Le 9 décembre dernier, profitant de la loi de finances rectificatives pour 2010, le député UMP Lionel Tardy a défendu un amendement, cosigné par 13 autres députés UMP, visant à n’autoriser le fisc à accéder aux factures détaillées qu’”après accord du juge“, au motif qu’en l’état, “cette demande se fait sans le moindre contrôle de la nécessité et sans justification des services fiscaux, alors qu’il s’agit de données personnelles” :

Il convient donc d’encadrer cette pratique, afin qu’un tiers extérieur contrôle la nécessité de porter atteinte de cette manière à un élément important de la vie privée. La lutte contre la fraude fiscale est importante, mais ne doit pas générer des atteintes injustifiées à la protection de la vie privée.

En séance, Lionel Tardy attira l’attention de l’Assemblée “sur le fait qu’un certain nombre de dispositions figurant dans divers codes risquent fortement la censure constitutionnelle par le biais d’une question prioritaire de constitutionnalité (QPC, ndlr). Il serait sans doute bon que nous nous penchions davantage sur ces fragilités de notre droit afin d’y porter remède spontanément, sans attendre la censure” :

L’article L. 96 G du livre des procédures fiscales permet aux agents de l’administration fiscale de réclamer directement aux opérateurs de téléphonie les factures détaillées de leurs clients. Cette demande se fait sans le moindre contrôle et sans justification des services fiscaux. Ce pouvoir de l’administration est manifestement excessif et porte atteinte à un certain nombre de libertés, au premier rang desquelles figure la vie privée.
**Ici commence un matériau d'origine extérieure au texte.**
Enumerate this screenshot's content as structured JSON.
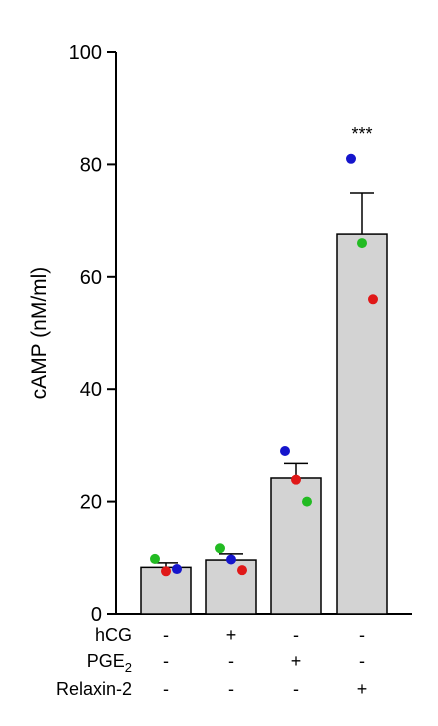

Si nous ne faisons rien, une question prioritaire de constitutionnalité finira bien par être posée par une personne qui contestera l’utilisation que l’administration fiscale fait de ces factures détaillées. Je propose donc de maintenir pour l’administration la possibilité de demander des factures détaillées, mais en y mettant le filtre du juge.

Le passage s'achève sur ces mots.